USA stocks of crude oil and gasoline surprisingly rose last week as refinery runs declined and exports fell, official data showed on Wednesday.

The price for Brent crude, the worldwide benchmark, slid more than three per cent, dropping $1.99 to hit $48.13 United States a barrel.

As of 1810 BST, front month West Texas Intermediate crude oil futures were down by 5.1% to $45.85 per barrel on the ICE.

Oil prices have dropped and continue to trade below $50 per barrel, as global crude markets continue to remain oversupplied although Middle East tension and declining USA inventories restricted the fall.

"Disappointed that the oil cartel and Russian Federation could not come up with a bolder plan to reduce the global crude surplus, market participants have been selling into every bounce", said Fawad Razaqzada, analyst at futures brokerage Forex.

According to a survey by Platts, crude production by OPEC member nations rose by 270,000 barrels a day in May, to 32.12 million barrels a day.

Oil prices slid hard on Wednesday on double-pronged concerns that the rift between Saudi Arabia and the other Gulf nations with Qatar, which began Monday, will wind up boosting output, and unexpectedly high USA inventories of crude and gasoline.

Futures fell as much as 4.7 percent in NY after the Energy Information Administration said American crude supplies rose by 3.3 million barrels last week, following eight straight weeks of declines. The American Petroleum Institute said on Tuesday crude inventories fell by 4.6 million barrels last week. Prices rose 79 cents to close at $48.19 Tuesday after declining 2 percent the previous two sessions.

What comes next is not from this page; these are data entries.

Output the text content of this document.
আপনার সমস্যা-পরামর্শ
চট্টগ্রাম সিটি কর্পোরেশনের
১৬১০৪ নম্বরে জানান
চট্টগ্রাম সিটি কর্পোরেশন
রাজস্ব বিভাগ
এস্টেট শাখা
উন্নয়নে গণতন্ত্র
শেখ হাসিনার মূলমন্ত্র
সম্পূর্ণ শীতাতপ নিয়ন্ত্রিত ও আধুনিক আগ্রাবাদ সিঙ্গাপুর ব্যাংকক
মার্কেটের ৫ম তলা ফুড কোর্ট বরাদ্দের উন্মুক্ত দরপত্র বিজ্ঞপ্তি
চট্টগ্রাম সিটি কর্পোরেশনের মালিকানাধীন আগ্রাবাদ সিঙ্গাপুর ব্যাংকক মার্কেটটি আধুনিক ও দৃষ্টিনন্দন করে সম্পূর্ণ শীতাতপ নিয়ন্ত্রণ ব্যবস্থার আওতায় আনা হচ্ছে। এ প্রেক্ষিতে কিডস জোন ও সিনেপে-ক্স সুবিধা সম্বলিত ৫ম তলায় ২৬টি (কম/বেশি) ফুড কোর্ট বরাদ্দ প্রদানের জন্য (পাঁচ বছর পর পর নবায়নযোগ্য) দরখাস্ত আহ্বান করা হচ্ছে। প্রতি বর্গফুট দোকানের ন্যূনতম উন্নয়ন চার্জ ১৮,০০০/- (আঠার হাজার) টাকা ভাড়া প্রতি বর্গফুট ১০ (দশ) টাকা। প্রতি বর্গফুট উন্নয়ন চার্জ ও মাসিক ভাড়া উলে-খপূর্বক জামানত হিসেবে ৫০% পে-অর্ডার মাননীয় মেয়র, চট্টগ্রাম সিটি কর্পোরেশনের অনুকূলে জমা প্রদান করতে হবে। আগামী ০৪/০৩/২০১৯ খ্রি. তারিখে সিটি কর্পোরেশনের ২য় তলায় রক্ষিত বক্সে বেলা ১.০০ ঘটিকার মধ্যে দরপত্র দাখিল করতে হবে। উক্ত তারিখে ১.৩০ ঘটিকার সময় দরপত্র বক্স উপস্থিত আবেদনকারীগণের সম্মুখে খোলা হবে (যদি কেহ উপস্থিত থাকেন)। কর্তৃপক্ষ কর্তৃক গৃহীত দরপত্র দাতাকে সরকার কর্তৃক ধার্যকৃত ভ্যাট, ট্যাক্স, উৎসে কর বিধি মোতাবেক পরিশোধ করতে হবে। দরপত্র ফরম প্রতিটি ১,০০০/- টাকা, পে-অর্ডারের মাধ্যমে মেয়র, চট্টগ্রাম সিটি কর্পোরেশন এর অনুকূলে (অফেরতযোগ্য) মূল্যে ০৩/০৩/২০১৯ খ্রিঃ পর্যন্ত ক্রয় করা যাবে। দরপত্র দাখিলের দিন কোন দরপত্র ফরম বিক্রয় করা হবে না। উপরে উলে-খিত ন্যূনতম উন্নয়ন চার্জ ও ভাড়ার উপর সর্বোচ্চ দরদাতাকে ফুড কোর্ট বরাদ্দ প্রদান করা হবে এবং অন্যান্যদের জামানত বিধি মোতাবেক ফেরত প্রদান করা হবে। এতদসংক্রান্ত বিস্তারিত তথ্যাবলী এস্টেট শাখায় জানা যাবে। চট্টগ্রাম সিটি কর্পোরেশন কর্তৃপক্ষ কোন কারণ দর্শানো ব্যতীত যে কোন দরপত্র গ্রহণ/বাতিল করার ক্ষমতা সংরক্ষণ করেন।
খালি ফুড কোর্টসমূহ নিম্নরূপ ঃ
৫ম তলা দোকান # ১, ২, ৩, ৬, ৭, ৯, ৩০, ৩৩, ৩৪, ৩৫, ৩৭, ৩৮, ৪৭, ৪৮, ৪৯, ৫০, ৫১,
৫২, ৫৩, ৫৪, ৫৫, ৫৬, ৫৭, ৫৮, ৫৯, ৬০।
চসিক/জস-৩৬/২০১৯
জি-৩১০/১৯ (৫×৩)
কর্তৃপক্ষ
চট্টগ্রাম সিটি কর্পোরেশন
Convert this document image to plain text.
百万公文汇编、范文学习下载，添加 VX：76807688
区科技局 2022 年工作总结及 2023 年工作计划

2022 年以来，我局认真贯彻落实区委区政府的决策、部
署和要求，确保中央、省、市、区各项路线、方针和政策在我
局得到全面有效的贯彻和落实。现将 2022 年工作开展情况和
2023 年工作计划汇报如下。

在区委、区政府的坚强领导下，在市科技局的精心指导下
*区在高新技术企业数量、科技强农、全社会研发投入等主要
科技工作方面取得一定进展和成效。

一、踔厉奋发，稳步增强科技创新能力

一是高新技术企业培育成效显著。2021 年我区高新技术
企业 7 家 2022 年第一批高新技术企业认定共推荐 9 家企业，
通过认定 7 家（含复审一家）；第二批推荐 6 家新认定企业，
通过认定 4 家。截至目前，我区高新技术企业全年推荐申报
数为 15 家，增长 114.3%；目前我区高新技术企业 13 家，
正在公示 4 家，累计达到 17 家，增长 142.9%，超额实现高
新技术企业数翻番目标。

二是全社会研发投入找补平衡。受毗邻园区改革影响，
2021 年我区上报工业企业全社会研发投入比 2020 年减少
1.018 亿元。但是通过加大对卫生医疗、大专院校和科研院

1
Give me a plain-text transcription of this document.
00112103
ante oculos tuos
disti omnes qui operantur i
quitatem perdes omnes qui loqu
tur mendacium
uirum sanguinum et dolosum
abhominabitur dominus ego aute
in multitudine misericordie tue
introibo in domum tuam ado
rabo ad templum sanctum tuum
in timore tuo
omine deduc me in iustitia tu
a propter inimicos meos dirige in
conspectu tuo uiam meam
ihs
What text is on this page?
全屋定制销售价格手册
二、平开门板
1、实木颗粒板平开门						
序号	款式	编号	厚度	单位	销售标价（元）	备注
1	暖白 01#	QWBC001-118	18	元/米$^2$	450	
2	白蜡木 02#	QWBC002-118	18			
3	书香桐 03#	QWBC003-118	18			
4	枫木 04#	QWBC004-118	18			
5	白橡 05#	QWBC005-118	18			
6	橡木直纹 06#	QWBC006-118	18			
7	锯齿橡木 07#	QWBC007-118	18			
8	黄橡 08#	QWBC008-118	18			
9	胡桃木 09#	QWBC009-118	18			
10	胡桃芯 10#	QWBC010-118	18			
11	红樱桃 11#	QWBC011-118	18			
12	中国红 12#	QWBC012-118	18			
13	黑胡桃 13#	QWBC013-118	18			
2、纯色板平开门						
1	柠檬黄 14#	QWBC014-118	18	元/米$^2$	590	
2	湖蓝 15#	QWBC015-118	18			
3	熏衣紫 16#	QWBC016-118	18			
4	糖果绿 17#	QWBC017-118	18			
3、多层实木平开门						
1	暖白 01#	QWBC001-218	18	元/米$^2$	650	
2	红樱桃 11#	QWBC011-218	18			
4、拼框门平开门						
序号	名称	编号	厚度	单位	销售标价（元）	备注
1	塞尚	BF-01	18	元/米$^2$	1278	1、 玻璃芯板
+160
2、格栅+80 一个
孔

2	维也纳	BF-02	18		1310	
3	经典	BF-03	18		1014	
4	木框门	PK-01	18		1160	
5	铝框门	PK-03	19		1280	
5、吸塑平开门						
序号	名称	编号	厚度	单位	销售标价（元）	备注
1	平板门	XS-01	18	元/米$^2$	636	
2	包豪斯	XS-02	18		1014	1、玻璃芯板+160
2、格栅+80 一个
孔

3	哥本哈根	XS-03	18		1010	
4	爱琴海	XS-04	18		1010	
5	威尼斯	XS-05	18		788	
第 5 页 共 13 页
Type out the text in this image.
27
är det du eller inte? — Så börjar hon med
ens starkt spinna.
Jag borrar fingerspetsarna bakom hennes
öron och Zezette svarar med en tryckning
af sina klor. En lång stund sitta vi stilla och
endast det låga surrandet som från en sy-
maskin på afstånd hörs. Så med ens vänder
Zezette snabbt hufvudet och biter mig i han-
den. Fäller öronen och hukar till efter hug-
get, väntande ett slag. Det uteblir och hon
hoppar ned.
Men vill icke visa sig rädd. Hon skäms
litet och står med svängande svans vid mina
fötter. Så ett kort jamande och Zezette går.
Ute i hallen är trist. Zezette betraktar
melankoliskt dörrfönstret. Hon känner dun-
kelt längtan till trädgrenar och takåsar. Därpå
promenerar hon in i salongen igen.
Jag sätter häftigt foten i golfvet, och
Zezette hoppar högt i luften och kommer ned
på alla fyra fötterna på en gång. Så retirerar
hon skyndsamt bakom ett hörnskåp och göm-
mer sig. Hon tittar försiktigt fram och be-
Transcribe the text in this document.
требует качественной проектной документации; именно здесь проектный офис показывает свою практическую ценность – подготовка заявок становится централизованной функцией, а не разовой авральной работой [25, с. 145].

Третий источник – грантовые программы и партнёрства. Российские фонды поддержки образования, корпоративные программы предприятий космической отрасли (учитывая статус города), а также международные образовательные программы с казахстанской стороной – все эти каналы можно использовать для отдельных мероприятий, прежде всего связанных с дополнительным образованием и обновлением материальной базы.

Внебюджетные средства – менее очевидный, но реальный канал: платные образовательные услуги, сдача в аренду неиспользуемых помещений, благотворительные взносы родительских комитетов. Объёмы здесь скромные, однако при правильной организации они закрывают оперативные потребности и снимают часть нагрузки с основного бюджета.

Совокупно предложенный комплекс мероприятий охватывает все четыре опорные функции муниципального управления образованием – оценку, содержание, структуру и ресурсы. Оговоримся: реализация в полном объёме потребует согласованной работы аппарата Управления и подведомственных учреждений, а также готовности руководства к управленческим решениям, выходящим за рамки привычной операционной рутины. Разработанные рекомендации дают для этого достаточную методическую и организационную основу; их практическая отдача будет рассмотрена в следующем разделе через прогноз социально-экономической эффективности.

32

Leading Arab powers including Saudi Arabia, Egypt and the United Arab Emirates cut ties with Qatar on Monday, accusing it of supporting Islamist militants and Iran.

Total gasoline inventories also increased by 3.3 million barrels last week, according to the EIA, and have moved above the upper limit of the five-year average range.

The spat adds to other doubts about whether the agreement can support prices, including rising production from countries exempt from the agreement - Libya and Nigeria.

By comparison, 24 countries including Saudi Arabia and Russian Federation made a pact in late May to keep 1.8 million barrels a day off the market through the first quarter of next year. "But if, as we have already seen, higher refinery runs and/or crude exports are the causes of these inventory drawdowns, then the impact on Opec's balancing act is actually negative". Royal Dutch Shell (RDSA) dipped 0.2%.